Konferansa gelince, belirtmek isterim ki, Gürcistan’da görüşülen tüm problemler Rusya’da da görüşülüyor. Özellikle 2009’da Maykop’ta Maykop Devlet Teknoloji Enstitüsü’nde Türkiye, Avrupa Birliği ülkelerinden uzmanların katılımıyla benzeri bilimsel bir konferans yapıldı. Bundan dolayı burada olağanüstü bir şey görmüyorum. Üstelik Tiflis’te görüşülen XIX. yüzyıl olayları Adıgey’de çoktan bilinen ve kabul edilmiş olaylar.
Gürcistan İçişleri Bakanı Merabişvili’nin Gürcistan’ın yakında Çerkes soykırımini tanıyacağıyla ilgili röportajını nasıl değerlendiriyorsunuz?
Sayın Merabişvili bu problemi yorumlayan Gürcistan hükümetinin tek üyesi değil. Diğer değerlendirmeler de, aynı zamanda Gürcistan devlet başkanlığı basın sözcülüğü açıklamaları da biliniyor. Görülen o ki, Gürcistan’da bugün için nihai bir karar alınmadı. Bundan dolayı sonu gelmeyen çelişkili ifadelerle ilgili yorum yapmanın anlamı olmadığını düşünüyorum. Yine de benim için ilginç olan yeni Gürcistan geleneği, yani siyasi problemleri İçişleri Bakanı’nın değerlendirmesi.
Rusya tarafından Çerkes soykırımının tanınmasını bekliyor musunuz?
Rusya Federasyonu bu konuda uzak bir taraf değil. Biz Çerkesler Rusya toplumunun ayrılmaz bir parçasıyız, bundan dolayı bu düzeyde kararlar tüm toplumun görüşünün yansıması olabilir. Özellikle biz Rusya Çerkeslerinin özel bir misyonu var; Rusya toplumuna ortak geçmişimizin insancıl ahlaki anlamını ulaştırmak. Bu problemler ilgili ülkemizde açık özgür tartışmalar yapılıyor. Bizim tabu olan konu ve yasaklarımız yok. Rusya’nın ilk Devlet Başkanı Yeltsin’in bu olaylarla ilgili değerlendirmeleri herkes tarafından biliniyor. Ortak insani değerlere dayanan bu yaklaşımlar çerçevesinde tarihimizin trajik sayfaları ile ilgili değerlendirme kesinlikle yapılacaktır.

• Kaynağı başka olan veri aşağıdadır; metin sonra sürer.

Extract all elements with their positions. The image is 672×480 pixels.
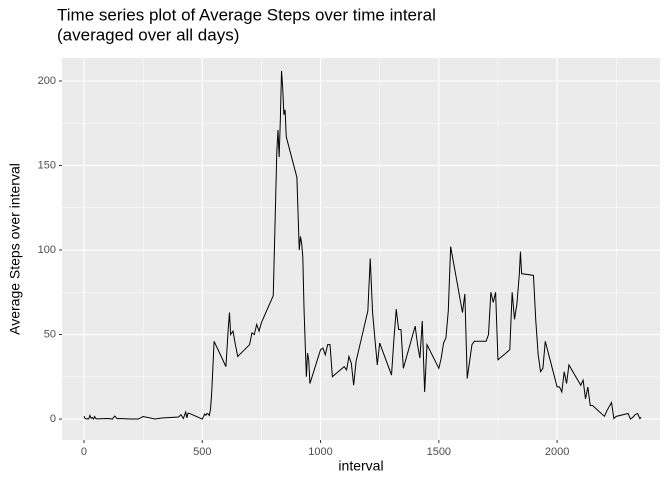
x-tick-label: 1000 [308, 446, 332, 458]
y-tick-label: 200 [38, 75, 56, 87]
x-tick-label: 1500 [427, 446, 451, 458]
chart-title: (averaged over all days) [57, 25, 239, 44]
chart-title: Time series plot of Average Steps over t… [57, 5, 436, 24]
y-axis-label: Average Steps over interval [7, 163, 23, 335]
y-tick-label: 0 [50, 413, 56, 425]
data-line [83, 70, 642, 420]
y-tick-label: 50 [44, 328, 56, 340]
plot-panel [62, 58, 660, 440]
y-tick-label: 100 [38, 244, 56, 256]
x-tick-label: 0 [81, 446, 87, 458]
x-tick-label: 500 [193, 446, 211, 458]
x-axis-label: interval [338, 458, 383, 474]
x-tick-label: 2000 [545, 446, 569, 458]
y-tick-label: 150 [38, 159, 56, 171]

Geçenlerde Sohum’da Çerkes meselesi ile ilgili bir konferans düzenlenmesinin planlandığı haberi yayıldı. Sürecin hangi kanalda gelişeceğini düşünüyorsunuz?
Abhazya egemen bağımsız devlet. Bu cumhuriyetin yönetimi ve toplumu kesinlikle Çerkes meselesinden Nikaragua ve Kosta Rika anlaşmazlığına kadar her türlü problemi görüşme hakkına kesinlikle sahip. Bununla birlikte Kuzey Kafkasya cumhuriyetleri hükümetleri, sivil Çerkes örgütleri ve aynı zamanda Rusya Federasyonu’nun arkasından Abhazya’da Çerkes meselesinin görüşülmesini hayat etmekte zorlanıyorum.

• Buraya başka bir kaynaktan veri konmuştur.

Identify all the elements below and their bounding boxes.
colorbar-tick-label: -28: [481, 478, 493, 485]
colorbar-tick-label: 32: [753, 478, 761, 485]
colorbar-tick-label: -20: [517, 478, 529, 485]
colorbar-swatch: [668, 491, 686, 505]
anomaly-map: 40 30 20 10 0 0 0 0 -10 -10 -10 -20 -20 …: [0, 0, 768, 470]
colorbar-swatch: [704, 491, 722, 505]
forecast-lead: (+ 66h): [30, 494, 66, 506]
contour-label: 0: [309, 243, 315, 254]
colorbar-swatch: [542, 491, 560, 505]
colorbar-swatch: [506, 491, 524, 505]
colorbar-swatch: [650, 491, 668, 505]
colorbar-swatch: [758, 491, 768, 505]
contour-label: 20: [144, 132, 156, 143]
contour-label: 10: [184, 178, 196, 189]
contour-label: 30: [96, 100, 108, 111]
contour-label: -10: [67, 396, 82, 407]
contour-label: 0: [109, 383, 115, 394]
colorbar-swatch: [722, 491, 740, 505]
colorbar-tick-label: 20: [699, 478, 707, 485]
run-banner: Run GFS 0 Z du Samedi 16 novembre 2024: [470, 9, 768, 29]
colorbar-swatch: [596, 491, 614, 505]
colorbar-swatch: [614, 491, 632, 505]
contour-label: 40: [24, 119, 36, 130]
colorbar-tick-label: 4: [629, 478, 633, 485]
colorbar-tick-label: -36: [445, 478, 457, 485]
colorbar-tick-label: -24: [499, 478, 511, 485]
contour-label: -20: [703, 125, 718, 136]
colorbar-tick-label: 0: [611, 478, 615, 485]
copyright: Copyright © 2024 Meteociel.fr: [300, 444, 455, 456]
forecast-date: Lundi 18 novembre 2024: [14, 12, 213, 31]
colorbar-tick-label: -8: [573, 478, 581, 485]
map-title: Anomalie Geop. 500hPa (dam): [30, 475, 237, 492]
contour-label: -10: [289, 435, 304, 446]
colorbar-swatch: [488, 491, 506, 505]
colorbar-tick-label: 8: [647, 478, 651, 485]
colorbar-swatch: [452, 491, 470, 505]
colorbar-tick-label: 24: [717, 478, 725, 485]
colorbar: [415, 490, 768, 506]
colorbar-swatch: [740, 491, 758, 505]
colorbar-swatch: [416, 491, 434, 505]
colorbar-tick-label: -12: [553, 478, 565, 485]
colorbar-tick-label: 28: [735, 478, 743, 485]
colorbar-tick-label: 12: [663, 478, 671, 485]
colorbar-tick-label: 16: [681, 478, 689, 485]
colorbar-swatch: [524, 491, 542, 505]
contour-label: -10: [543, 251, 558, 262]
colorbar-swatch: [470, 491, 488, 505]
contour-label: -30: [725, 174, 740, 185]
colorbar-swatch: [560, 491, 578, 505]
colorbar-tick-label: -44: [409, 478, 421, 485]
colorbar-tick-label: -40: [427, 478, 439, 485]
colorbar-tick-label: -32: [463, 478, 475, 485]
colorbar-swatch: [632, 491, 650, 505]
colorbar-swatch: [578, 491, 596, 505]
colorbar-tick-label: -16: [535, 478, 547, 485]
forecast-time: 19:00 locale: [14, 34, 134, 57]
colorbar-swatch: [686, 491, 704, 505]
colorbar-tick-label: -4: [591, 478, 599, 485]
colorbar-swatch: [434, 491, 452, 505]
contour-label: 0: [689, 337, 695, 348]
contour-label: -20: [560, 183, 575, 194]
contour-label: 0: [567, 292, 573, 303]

Sayın Soht, Avrupa Parlamentosu’nda geçenlerde yapılan ‘Çerkes Günü’nü nasıl değerlendiriyorsunuz? Bu programın organizatörleri kimdir?
Beşinci ‘Avrupa Parlamentosu Çerkes Günü’ Rusya Çerkes sivil örgütlerinin açıklamasında değerlendirmesini buldu. Bu değerlendirmelere katılıyorum. Benim görüşüme göre bu seviyedeki bir programın Avrupa Çerkes Federasyonu gibi otoriter de olsa tek bir Çerkes örgütünün tekelinde olmaması gerekir. Uluslararası Çerkes birlikleri, Kuzey Kafkasya cumhuriyetleri hükümetleri de Avrupa alanına özgürce girişe sahip olmalı. Tüm bu yanlış anlaşılmaların artık kaldırıldığına dikkat çekme isterdim.